C’est une page sombre de l’histoire du Pérou qui ressurgit sur la scène internationale. Mercredi, un comité de l’ONU a sévèrement condamné la politique de “stérilisations forcées” menée dans les années 1990 sous la présidence d’Alberto Fujimori. Cette pratique, qui a principalement ciblé des femmes pauvres et issues de communautés autochtones, a violé leurs droits fondamentaux et pourrait même constituer un “crime contre l’humanité” selon les experts onusiens.
Plus de 300 000 femmes stérilisées de force
Entre 1996 et 2000, le gouvernement de Fujimori a mis en œuvre un vaste programme de contrôle des naissances. Officiellement destiné à promouvoir la santé reproductive, il s’est traduit dans les faits par la stérilisation contrainte de plus de 300 000 femmes, souvent dans des conditions sanitaires déplorables.

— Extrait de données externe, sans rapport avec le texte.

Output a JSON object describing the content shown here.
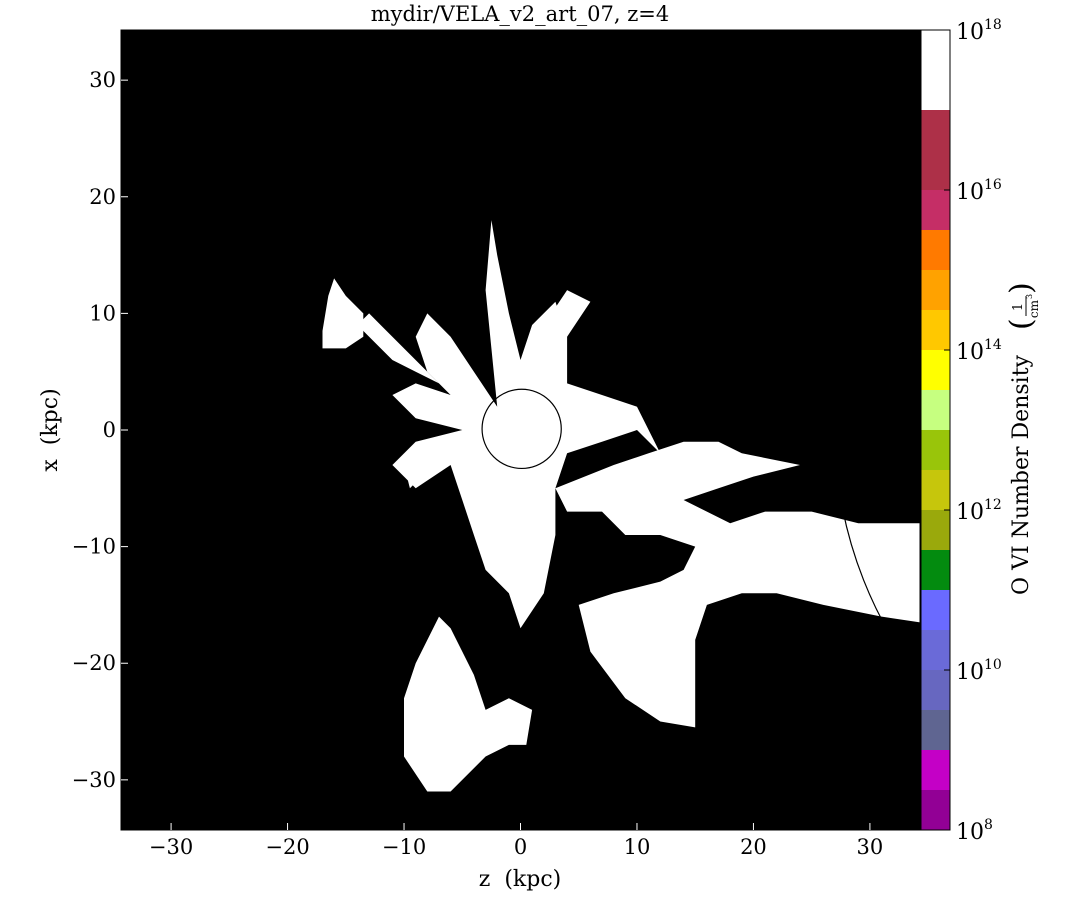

En comparaison, seuls 25 000 hommes auraient subi une vasectomie sur la même période.
Pour le Comité des Nations unies pour l’élimination de la discrimination à l’égard des femmes (Cedaw), il ne fait aucun doute que cette campagne visait spécifiquement les Péruviennes vulnérables :
Le programme de stérilisations forcées a été mis en œuvre dans le cadre d’une attaque systématique et généralisée contre les femmes autochtones et vivant en milieu rural.
– Leticia Bonifaz, membre du Cedaw
Une discrimination sexiste et raciste
Au-delà du nombre de victimes, c’est bien le ciblage discriminatoire qui est pointé du doigt. Le Cedaw y voit une forme de violence fondée sur le sexe, notant que “les stérilisations masculines et féminines diffèrent considérablement par la nature de l’intervention et les risques chirurgicaux”. Il s’agirait également d’une discrimination raciale, le programme ayant touché “de manière disproportionnée les femmes autochtones, économiquement défavorisées et vivant en milieu rural”.
Le Pérou sommé d’indemniser les victimes
Face à ces constats accablants, le comité onusien enjoint le Pérou d’accélérer ses enquêtes et d’offrir réparation aux victimes. Cela passerait notamment par :
- Un élargissement des investigations
- Un programme complet de compensations financières
- Un soutien psychologique pour surmonter les traumatismes
Reste à savoir si le gouvernement péruvien se pliera à ces recommandations. Bien que n’ayant pas de caractère contraignant, cette “décision historique” du Cedaw met une pression internationale inédite sur les autorités de Lima. Plus de vingt ans après les faits, les milliers de femmes stérilisées de force attendent toujours que justice leur soit rendue.